The body of premature baby Jamie Ogg, weighing just two pounds, was handed to his mother to hold with the words “He didn’t make it, sorry”. Yet Kate Ogg took Jamie from the blanket and held him next to her skin, talked to him, gave him some milk from her breast…and he held her finger.
It’s called “Kangaroo Care”, a mother cuddling a newborn baby in close skin-to-skin contact, bonding mother and baby as the child gets used to the scent and taste of the parent. In this case, however, in a hospital in Sydney, Australia, the baby was delivered to the mother with the words “We’ve lost Jamie, he didn’t make it, sorry”.
Kate Ogg told Channel 7’s Today Tonight Program that her twin babies, a girl and a boy, were delivered prematurely at just 27 weeks, weighing two pounds each. After the delivery, the doctors took the babies away and declared that the girl, Emily, was fine but informed the parents that after fighting to save his life for twenty minutes, he had stopped breathing. Asking Kate and her husband David if they had a name for the boy, she said “Yes, Jamie” and gave her the baby to hold.

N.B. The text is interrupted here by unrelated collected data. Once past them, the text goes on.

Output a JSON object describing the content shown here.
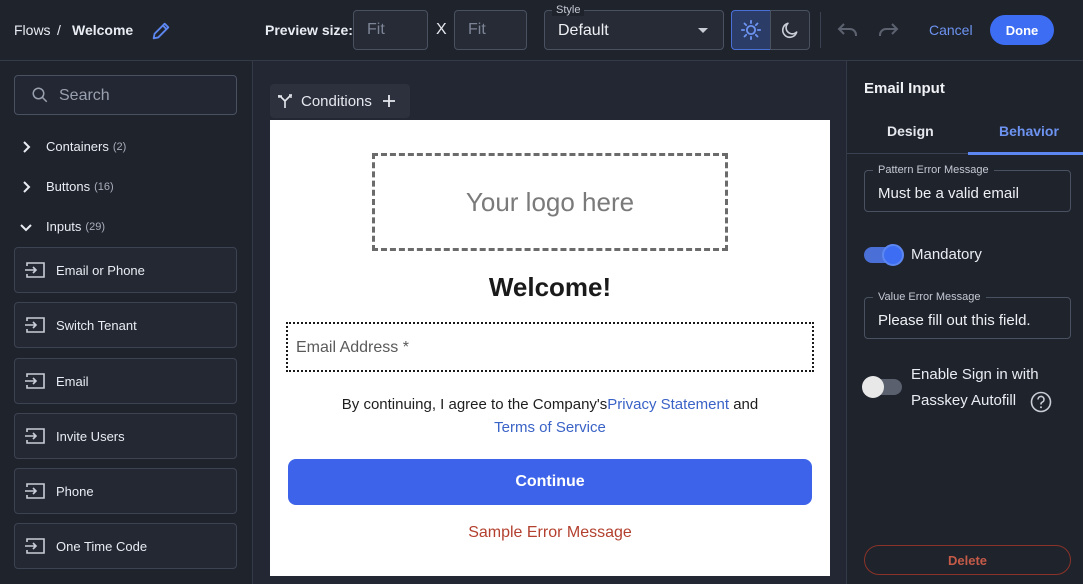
{
  "header": {
    "breadcrumb": [
      "Flows",
      "/",
      "Welcome"
    ],
    "preview_size_label": "Preview size:",
    "width_placeholder": "Fit",
    "height_placeholder": "Fit",
    "size_separator": "X",
    "style_label": "Style",
    "style_value": "Default",
    "cancel_label": "Cancel",
    "done_label": "Done"
  },
  "sidebar": {
    "search_placeholder": "Search",
    "groups": [
      {
        "label": "Containers",
        "count": "(2)",
        "expanded": false
      },
      {
        "label": "Buttons",
        "count": "(16)",
        "expanded": false
      },
      {
        "label": "Inputs",
        "count": "(29)",
        "expanded": true
      }
    ],
    "items": [
      "Email or Phone",
      "Switch Tenant",
      "Email",
      "Invite Users",
      "Phone",
      "One Time Code"
    ]
  },
  "canvas": {
    "conditions_label": "Conditions",
    "logo_placeholder": "Your logo here",
    "heading": "Welcome!",
    "email_placeholder": "Email Address *",
    "terms_prefix": "By continuing, I agree to the Company's",
    "privacy_link": "Privacy Statement",
    "terms_and": "and",
    "terms_link": "Terms of Service",
    "continue_label": "Continue",
    "error_message": "Sample Error Message"
  },
  "panel": {
    "title": "Email Input",
    "tabs": [
      "Design",
      "Behavior"
    ],
    "active_tab": "Behavior",
    "pattern_error_label": "Pattern Error Message",
    "pattern_error_value": "Must be a valid email",
    "mandatory_label": "Mandatory",
    "mandatory_on": true,
    "value_error_label": "Value Error Message",
    "value_error_value": "Please fill out this field.",
    "passkey_label_line1": "Enable Sign in with",
    "passkey_label_line2": "Passkey Autofill",
    "passkey_on": false,
    "delete_label": "Delete"
  },
  "colors": {
    "accent": "#3d6df2",
    "link": "#6d93f1",
    "error": "#b3402e",
    "danger": "#c45a48"
  }
}
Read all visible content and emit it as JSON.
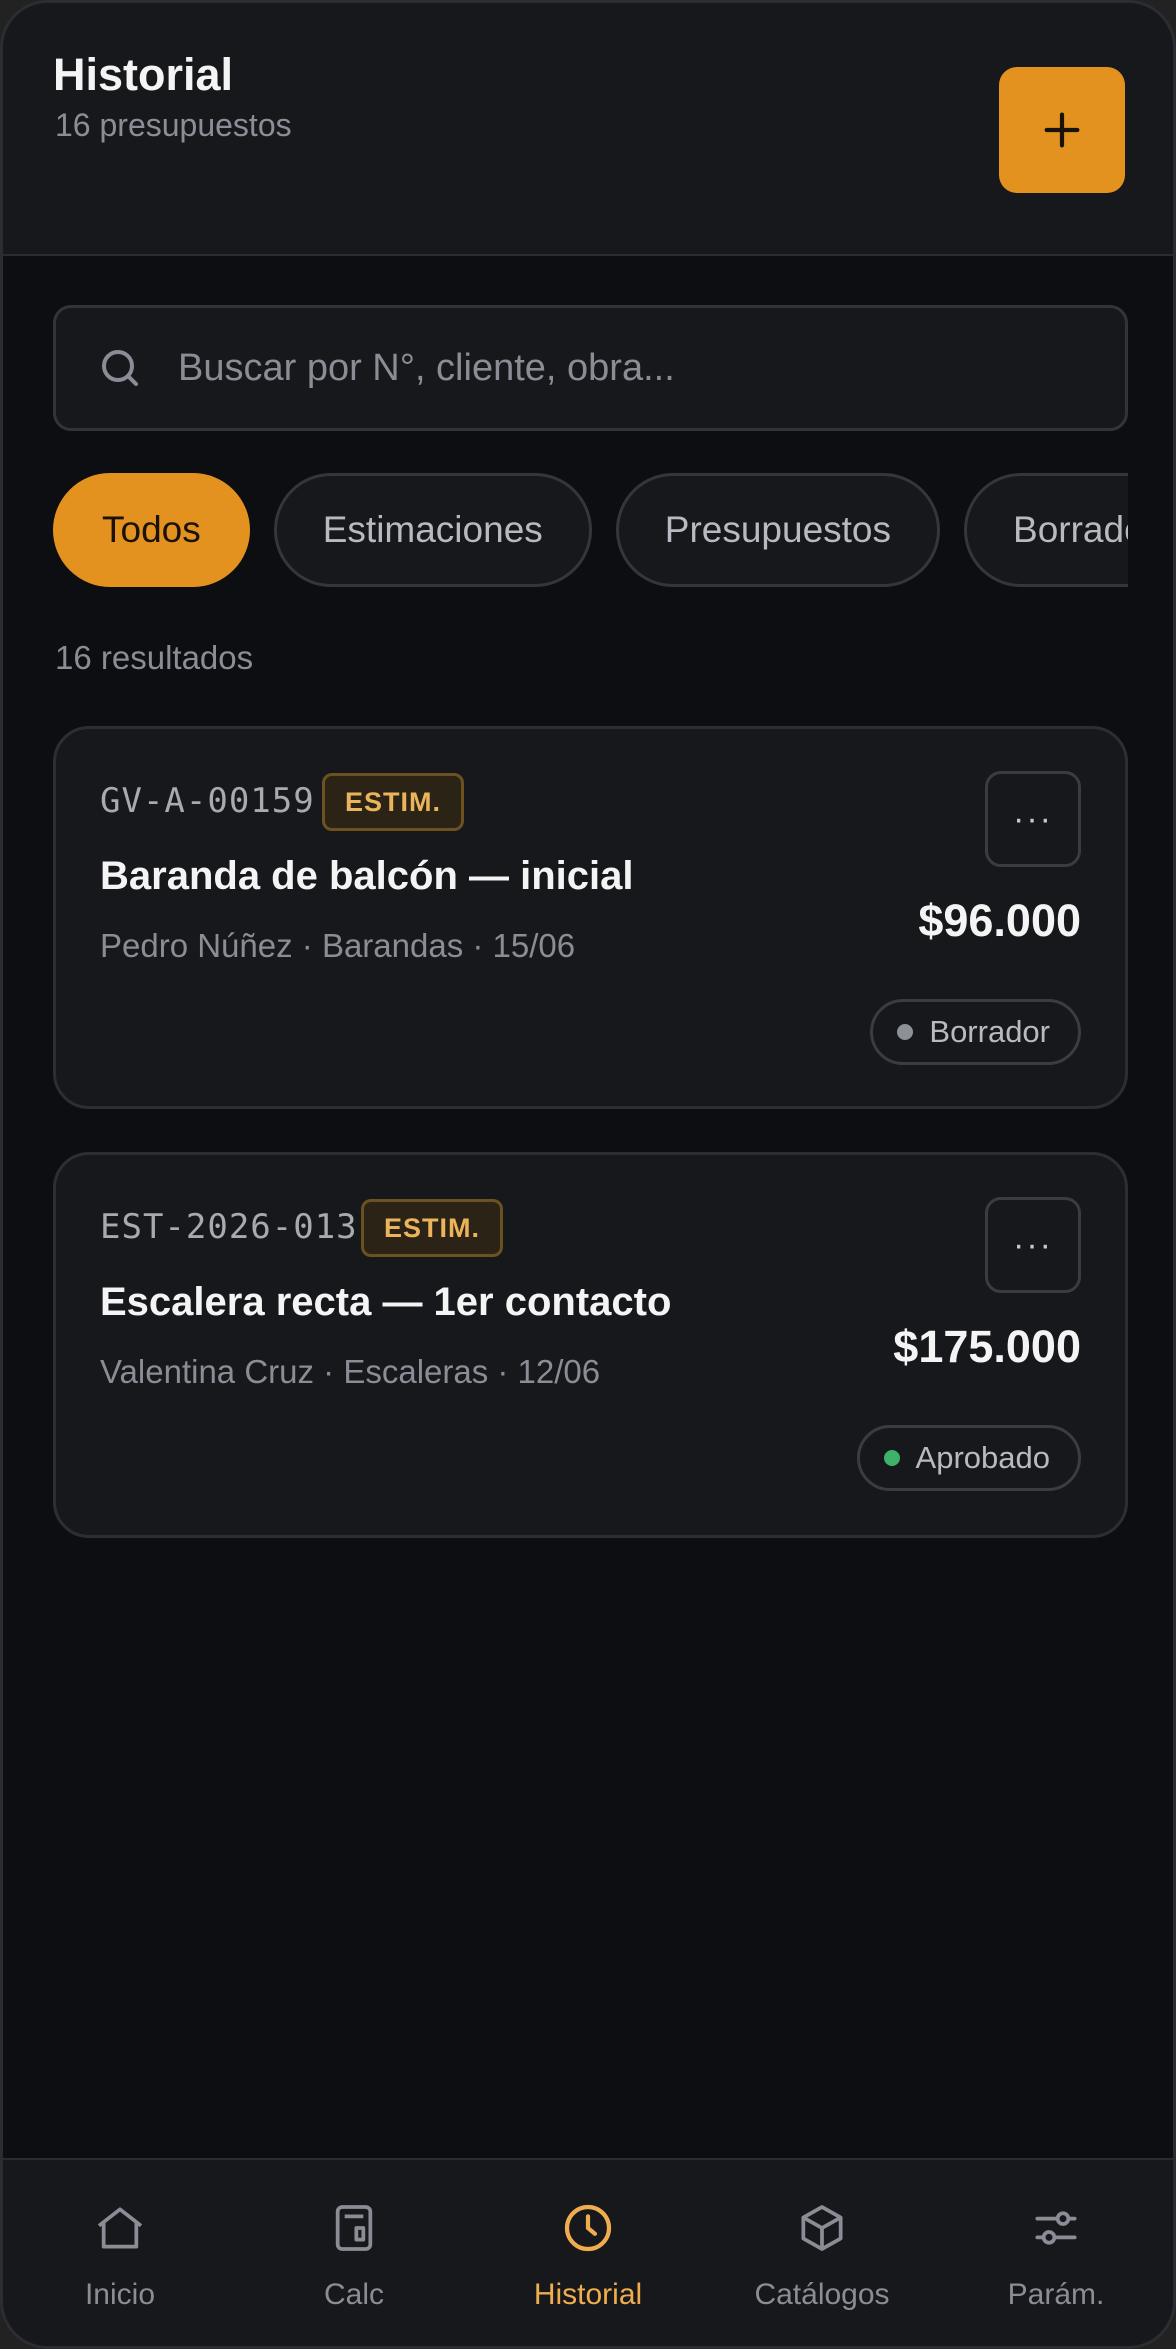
{
  "header": {
    "title": "Historial",
    "subtitle": "16 presupuestos",
    "add_icon": "plus-icon"
  },
  "search": {
    "placeholder": "Buscar por N°, cliente, obra...",
    "value": "",
    "icon": "search-icon"
  },
  "filters": [
    {
      "label": "Todos",
      "active": true
    },
    {
      "label": "Estimaciones",
      "active": false
    },
    {
      "label": "Presupuestos",
      "active": false
    },
    {
      "label": "Borradores",
      "active": false
    }
  ],
  "results_count": "16 resultados",
  "cards": [
    {
      "code": "GV-A-00159",
      "badge": "ESTIM.",
      "name": "Baranda de balcón — inicial",
      "meta": "Pedro Núñez · Barandas · 15/06",
      "amount": "$96.000",
      "status": "Borrador",
      "status_color": "#8e9098",
      "more_label": "···"
    },
    {
      "code": "EST-2026-013",
      "badge": "ESTIM.",
      "name": "Escalera recta — 1er contacto",
      "meta": "Valentina Cruz · Escaleras · 12/06",
      "amount": "$175.000",
      "status": "Aprobado",
      "status_color": "#3fb26a",
      "more_label": "···"
    }
  ],
  "tabbar": [
    {
      "label": "Inicio",
      "icon": "home-icon",
      "active": false
    },
    {
      "label": "Calc",
      "icon": "calculator-icon",
      "active": false
    },
    {
      "label": "Historial",
      "icon": "clock-icon",
      "active": true
    },
    {
      "label": "Catálogos",
      "icon": "box-icon",
      "active": false
    },
    {
      "label": "Parám.",
      "icon": "sliders-icon",
      "active": false
    }
  ],
  "colors": {
    "accent": "#e39220",
    "background": "#0d0e11",
    "surface": "#17181c"
  }
}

“I unwrapped Jamie from his blanket, he was very limp. I took my gown off and arranged him on my chest with his head over my arm and just held him,” Kate Ogg told Channel 7. “We just started talking to him, we told him what his name was and that he had a sister, we told him the things we wanted to do with him throughout his life”.
The occasional gasps for air were written off by the doctors as “a reflex action”, but the gasps became more and more frequent. It was then, two hours later, that Mrs. Ogg decided to place a little of her breast milk on her finger and introduce it into Jamie’s mouth. “He took it and started regular breathing, normally. A short time later, he opened his eyes. He held out his hand and grabbed my finger. He opened his eyes and moved his head from side to side”.
David Ogg told the same program “Luckily, I have got a very strong, very smart wife. She instinctively did what she did. If she hadn’t done that, Jamie probably wouldn’t be here”.
This story brings to light the question of how many babies have been cast aside after doctors gave up on them, when if they had been handed to their mothers immediately after birth, the skin-to-skin contact could have stimulated vital functions.
It is also a poem to those without hope. The world is indeed a beautiful place. Little Jamie is now a very happy and healthy five-month-old boy at home with his parents and his sister. God Bless him and his family.